My step-daughter's birthday is on Wednesday and she has said that all she wants is to get a second piercing (just above her first one, in her ear). I don't think this is appropriate. I do not want it for my daughter (who is 11 and already wants this too). i feel that they are perfect the way they are and if they want to do things like that it can happen when they're 18. it feels really not ok to me. but my husband thinks it's fine, "what's the big deal - it's not a lip or eyebrow"? i don't think it's fair to the girls to let one of them do it and not the other. my husband and i (who've been married for 4 years, together for 5), generally, each, have the last say on parenting when it comes to our own, bio-daughter, but in this case i think we must come to an agreement.
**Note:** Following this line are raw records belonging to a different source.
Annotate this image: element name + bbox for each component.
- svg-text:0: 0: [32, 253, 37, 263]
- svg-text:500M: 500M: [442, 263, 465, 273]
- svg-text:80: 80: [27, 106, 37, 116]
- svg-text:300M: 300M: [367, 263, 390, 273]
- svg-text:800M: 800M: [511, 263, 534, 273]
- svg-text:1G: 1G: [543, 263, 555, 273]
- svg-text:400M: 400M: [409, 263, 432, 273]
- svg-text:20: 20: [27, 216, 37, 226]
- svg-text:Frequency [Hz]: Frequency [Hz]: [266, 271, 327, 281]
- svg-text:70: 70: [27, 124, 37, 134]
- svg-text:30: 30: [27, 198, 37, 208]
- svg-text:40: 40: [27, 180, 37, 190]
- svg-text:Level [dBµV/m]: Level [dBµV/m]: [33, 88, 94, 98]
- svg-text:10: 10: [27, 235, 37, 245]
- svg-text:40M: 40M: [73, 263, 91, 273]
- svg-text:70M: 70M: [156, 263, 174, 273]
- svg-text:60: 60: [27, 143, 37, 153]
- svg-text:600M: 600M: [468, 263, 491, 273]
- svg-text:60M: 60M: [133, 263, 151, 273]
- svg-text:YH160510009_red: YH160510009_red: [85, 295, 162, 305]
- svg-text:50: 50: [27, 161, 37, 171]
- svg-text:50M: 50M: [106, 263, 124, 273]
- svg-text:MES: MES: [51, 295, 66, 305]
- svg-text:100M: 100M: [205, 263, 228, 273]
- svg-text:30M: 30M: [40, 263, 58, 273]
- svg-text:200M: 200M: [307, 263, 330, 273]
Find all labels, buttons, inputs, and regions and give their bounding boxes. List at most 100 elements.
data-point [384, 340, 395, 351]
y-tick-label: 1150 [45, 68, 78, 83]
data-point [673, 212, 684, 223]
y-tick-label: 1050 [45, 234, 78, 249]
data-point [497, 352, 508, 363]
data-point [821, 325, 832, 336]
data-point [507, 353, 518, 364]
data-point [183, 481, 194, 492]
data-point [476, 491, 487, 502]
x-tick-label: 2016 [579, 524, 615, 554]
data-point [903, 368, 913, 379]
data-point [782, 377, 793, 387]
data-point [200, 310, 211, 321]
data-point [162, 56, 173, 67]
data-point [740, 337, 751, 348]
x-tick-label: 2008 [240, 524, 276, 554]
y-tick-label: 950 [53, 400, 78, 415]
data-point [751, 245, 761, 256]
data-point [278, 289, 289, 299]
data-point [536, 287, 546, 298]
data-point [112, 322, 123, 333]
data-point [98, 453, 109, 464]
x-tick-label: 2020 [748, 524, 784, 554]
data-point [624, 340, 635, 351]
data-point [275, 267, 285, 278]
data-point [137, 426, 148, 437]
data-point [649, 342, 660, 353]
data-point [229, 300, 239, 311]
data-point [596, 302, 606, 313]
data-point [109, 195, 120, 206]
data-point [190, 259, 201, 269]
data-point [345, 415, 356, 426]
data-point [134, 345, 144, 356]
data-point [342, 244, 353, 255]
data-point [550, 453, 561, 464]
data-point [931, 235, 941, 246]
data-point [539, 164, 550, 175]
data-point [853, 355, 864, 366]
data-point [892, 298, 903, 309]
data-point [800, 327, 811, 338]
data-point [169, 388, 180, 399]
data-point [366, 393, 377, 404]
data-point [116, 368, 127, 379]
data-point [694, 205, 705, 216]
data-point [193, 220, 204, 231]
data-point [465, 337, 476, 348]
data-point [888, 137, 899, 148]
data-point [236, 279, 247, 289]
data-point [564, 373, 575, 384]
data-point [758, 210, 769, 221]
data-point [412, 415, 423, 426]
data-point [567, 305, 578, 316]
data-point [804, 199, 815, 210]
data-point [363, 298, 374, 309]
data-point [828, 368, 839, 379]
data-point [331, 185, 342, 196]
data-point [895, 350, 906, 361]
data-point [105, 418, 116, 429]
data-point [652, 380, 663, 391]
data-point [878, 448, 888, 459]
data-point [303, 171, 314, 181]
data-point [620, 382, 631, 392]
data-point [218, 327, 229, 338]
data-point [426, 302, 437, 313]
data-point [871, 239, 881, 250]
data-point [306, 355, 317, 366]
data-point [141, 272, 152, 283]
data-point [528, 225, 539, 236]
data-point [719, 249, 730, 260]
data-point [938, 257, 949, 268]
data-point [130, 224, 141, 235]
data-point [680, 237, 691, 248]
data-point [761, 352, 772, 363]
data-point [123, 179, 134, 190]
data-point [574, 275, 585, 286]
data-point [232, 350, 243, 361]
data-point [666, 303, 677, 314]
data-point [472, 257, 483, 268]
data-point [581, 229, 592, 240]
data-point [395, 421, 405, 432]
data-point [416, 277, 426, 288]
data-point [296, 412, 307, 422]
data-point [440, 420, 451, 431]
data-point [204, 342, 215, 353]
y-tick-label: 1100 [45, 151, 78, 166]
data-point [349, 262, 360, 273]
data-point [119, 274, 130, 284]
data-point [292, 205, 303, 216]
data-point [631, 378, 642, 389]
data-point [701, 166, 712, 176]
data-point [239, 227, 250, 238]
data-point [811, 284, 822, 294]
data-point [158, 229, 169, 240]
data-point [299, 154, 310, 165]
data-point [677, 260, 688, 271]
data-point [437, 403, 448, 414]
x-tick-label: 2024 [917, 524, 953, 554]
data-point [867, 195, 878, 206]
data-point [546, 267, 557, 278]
also - my ex-husband (who has say-so, obviously, in what happens with our daughter), probably won't be ok with it for her (though he has about 4 piercings in each of his ears, and several tattoos). And in our blended family - i feel - as strange as it may seem - we all need to get on the same page since it wouldn't be ok to let dsd do it and not dd.
i'm not an up tight parent at all - but i feel their bodies are beautiful and sacred and i feel it sends the wrong message - to begin altering them at this age. If that's a choice they want to make later - i truly feel it will be up to them and i'm sure i'll love and support them in their adult choices (with a twinge of maternal sadness). but if they started now, not only do i think it will send the wrong message - but the earlier they start, i think, the more will come.